2.ラグランジュの未定乗数法を使って最適な時間配分が満たすべき条件を求める

時間を無駄にしている = 本来読むべき局面でない局面に時間を使っている = 無駄に読んだ局面と読むべき局面とでは同じ時間を費やしても得られる利得が後者のほうが大きい という思考実験をすれば、「無駄のない時間配分では、どの局面についても時間対効果が同じになっているのだろう」という予想を立てることができます。即ち

\frac{\partial R(x,t)}{\partial t} = 一定

 とするのが最適な時間配分となります。(ラグランジュの未定乗数法を用いだ導出はオマケを参照)

 

3.実験結果から、stockfishの時間配分が2の条件を満たしていることを証明する

レートの持ち時間依存性から考える技巧の敗因と探索部最適化で行った持ち時間に差があるソフト同士の勝率から、将棋の探索部は以下のような特徴を持つことが示唆されています。

・正しい手をさせる確率Rは読んだ手の深さに浅い領域では線形依存する(R = \alpha(x) d。dは深さ。\alpha(x)は局面の複雑さを意味するパラメータ。複雑な局面ほど大きくなります(複雑な局面ほど深く読むと反省することが多いため、手の深さの価値が上がる))

・消費時間は読む手数に指数関数的に依存する(T(d) = \beta^{d}。T(d)はd手読むのにかかる時間)

ここで、\frac{\partial R(x,t)}{\partial t}を計算すると

\frac{\partial R(x,t)}{\partial t} = \frac{\partial d(t)}{\partial t}\frac{\partial R(d)}{\partial d} = \frac{1}{\ln \beta} \frac{1}{\beta^{d(t)}} \alpha(x)(d(t)はt秒使った時に読める深さ)

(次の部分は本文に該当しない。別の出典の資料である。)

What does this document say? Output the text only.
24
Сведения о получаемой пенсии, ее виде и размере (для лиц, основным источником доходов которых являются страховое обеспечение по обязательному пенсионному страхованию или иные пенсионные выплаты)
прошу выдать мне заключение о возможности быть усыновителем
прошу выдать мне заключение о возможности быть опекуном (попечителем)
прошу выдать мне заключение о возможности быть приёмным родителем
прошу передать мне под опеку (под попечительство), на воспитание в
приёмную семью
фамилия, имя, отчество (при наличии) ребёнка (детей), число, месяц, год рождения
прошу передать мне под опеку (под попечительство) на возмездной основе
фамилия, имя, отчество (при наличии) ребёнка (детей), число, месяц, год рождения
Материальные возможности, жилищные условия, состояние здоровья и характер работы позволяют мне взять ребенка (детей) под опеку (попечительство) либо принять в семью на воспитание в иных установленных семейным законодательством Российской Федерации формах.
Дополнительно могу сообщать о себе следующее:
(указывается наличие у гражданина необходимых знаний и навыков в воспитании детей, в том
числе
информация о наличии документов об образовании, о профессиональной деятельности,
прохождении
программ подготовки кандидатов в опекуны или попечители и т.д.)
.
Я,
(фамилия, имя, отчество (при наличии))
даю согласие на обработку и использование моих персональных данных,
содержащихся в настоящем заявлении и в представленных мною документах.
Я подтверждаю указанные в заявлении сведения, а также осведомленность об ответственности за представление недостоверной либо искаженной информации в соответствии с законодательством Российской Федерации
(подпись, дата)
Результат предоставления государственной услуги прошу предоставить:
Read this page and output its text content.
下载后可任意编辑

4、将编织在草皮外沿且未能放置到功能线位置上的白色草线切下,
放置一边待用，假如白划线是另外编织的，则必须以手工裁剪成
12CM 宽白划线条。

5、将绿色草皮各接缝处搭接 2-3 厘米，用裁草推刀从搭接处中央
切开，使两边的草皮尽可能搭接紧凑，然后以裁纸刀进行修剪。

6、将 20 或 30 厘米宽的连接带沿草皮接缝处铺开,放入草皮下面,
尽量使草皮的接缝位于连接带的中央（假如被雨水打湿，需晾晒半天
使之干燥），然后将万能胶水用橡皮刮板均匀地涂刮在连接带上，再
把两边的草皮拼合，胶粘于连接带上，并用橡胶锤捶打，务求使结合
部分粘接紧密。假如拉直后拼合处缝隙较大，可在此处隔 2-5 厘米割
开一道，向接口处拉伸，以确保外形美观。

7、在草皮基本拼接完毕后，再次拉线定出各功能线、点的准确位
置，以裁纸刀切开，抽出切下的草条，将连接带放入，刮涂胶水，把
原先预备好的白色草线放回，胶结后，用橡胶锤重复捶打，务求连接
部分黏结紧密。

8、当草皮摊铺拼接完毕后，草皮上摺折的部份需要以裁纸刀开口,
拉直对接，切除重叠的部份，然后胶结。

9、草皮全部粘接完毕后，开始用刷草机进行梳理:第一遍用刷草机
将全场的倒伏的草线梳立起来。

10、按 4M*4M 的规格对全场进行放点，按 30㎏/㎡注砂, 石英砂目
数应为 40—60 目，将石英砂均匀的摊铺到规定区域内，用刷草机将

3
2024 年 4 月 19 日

これを一定にするには、\frac{\alpha(x)}{\beta^{d(t)}}が一定である必要があります。stockfishでは測定の中で手が変化する確率を計算しているため、\alpha(x)はある程度の精度で求められています。また、\beta^{d(t)} - 1 = (\beta -1) (1+\beta + \beta^{2}+...+\beta^{d(t)-1})であるため、\beta^{d(t)}は大雑把に言って今まで使った持ち時間とみなすことができます。

以上より、stockfishの時間配分ルーチン

「手の変化する確率と、消費時間の比率がある一定量に達したら探索を打ち切る」が浅めの読みの近似において最適な戦略であることが証明できます。

 

おまけ.ラグランジュの未定乗数法の例題と持ち時間の導出

ラグランジュの未定乗数法は2で述べたことをより一般的な話に落としこんだものです。wikipediaの記事が解りやすいので読んでみることをオススメします。あまり高度な説明は此処では扱いませんが、例題をひとつ紹介しますので、参考にしてください。

ラグランジュの未定乗数法 - Wikipedia

 

例題:x,y x^{2} + 2y^{2} = 1を満たすときf(x,y)=x+yの最大値を求めよ。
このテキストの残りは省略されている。